En mai 2024, les troupes rwandaises et leurs supplétifs du M23 avaient pris possession des mines de Rubaya, à 60 kilomètres de la ville de Goma. Elles leur procurent quelque 800.000 USD/mois, selon le rapport susmentionné des experts onusiens. Dans la foulée des conquêtes militaires dont le tracé épouse à la perfection la cartographie minière des régions conquises, les rwandais et les renégats congolais qui se sont associés à eux ont consolidé leur emprise sur les zones aurifères de Musigha (Lubero), la mine de pyrochlore de Lueshe (Rutshuru) et, il y a quelques jours, la mine d’Etain et les énormes gisements de coltan et de cassitérite de Walikale, ainsi que la mine riche en tourmaline, coltan, or et cassitérite de Lumbishi (Kalehe).
Cette cartographie permet à elle seule d’éclairer sur les fondements réels de la guerre que le président Paul Kagame et son armée mènent au Congo. Cela n’empêche pas le dictateur rwandais de multiplier des justifications, les unes aussi saugrenues que les autres, pour légitimer la présence de son armée sur le territoire de son voisin congolais.
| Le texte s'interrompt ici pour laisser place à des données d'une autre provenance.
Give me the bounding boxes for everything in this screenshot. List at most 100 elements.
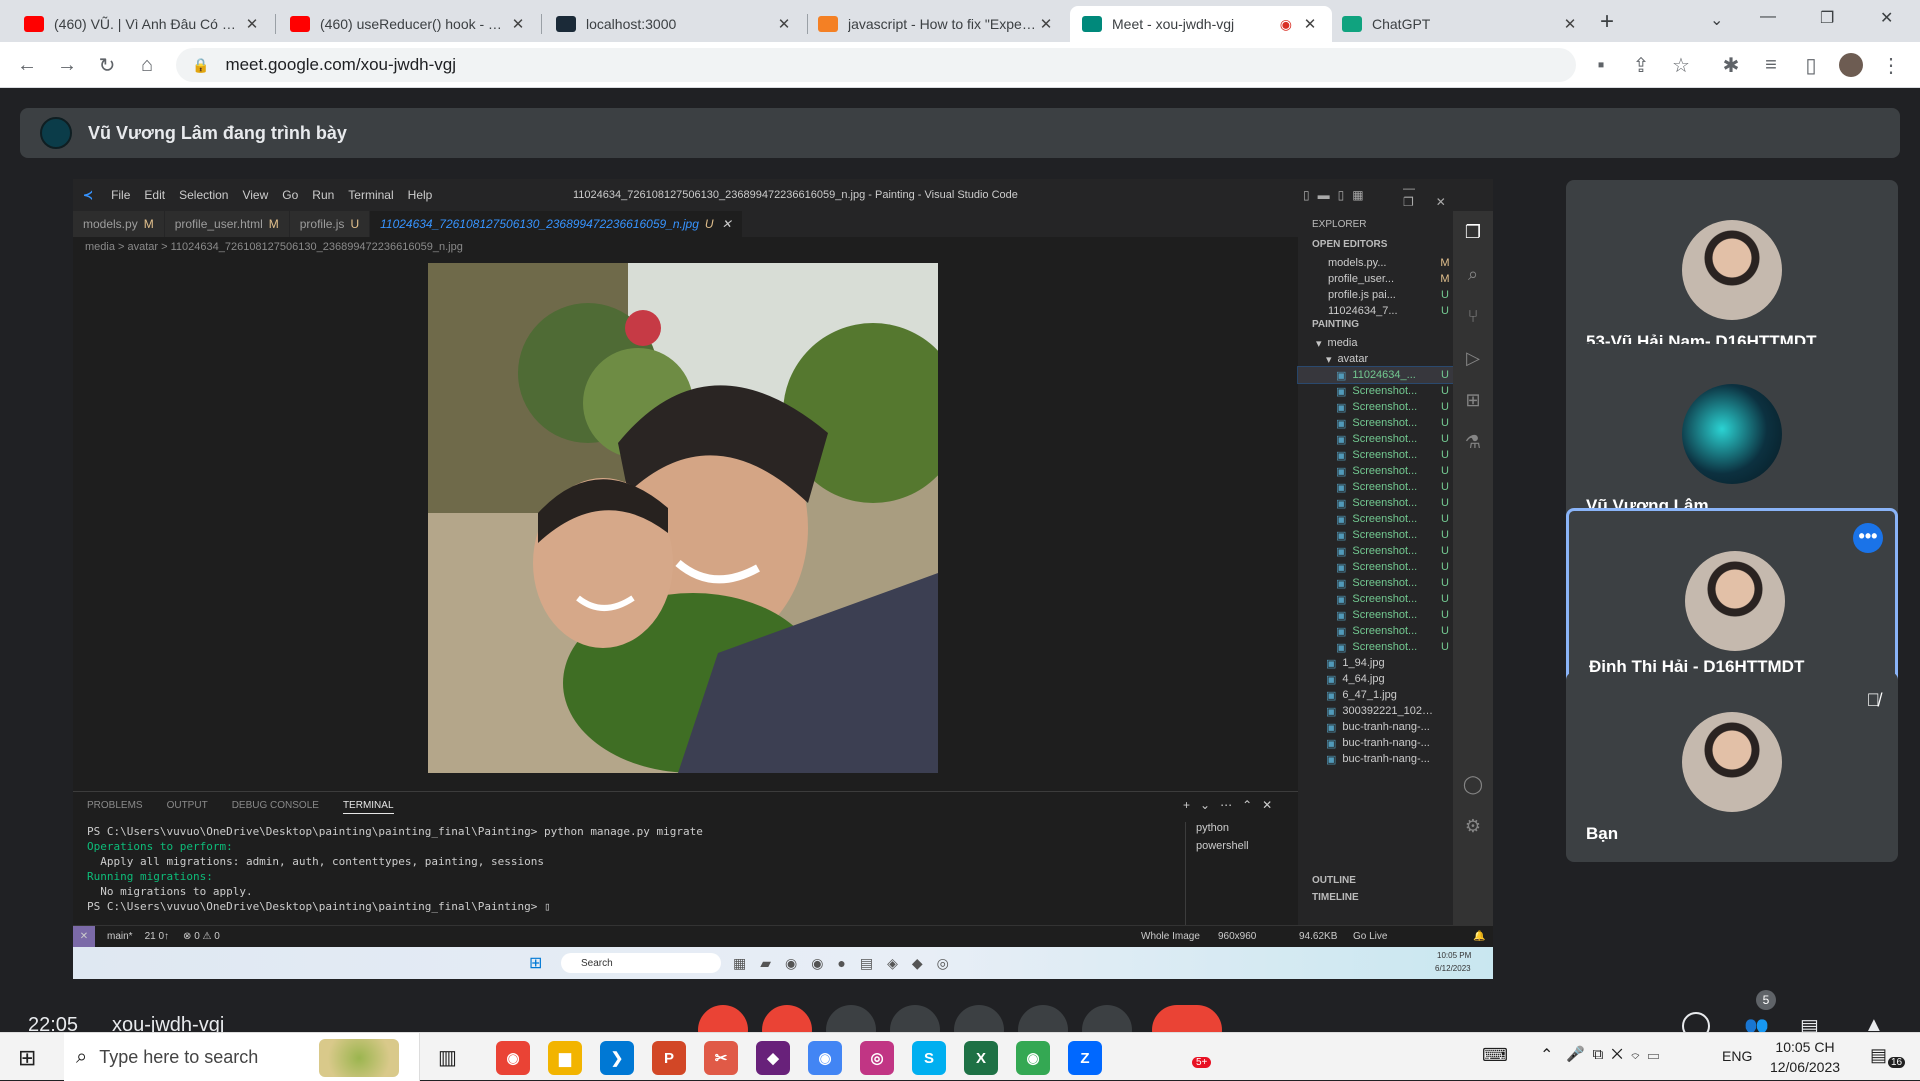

Il en est ainsi de l’opération médiatique mise en œuvre pour présenter au monde les ressources minières propres à son pays, qui apparaît comme une tentative pathétique de se disculper des accusations de pillages des minerais congolais.
Car la question que l’on est en droit de se poser est la suivante : si le Rwanda dispose des minerais dont il a besoin pour son économie et s’il ne s’agit pas de piller les ressources minières, qu’est-ce que les troupes rwandaises font à Rubaya, Musigha, Lueshe, Lumbishi et Walikale en République Démocratique du Congo ?
Jacques Ntshula
(Rédacteur éditorial du périodique Le Maximum)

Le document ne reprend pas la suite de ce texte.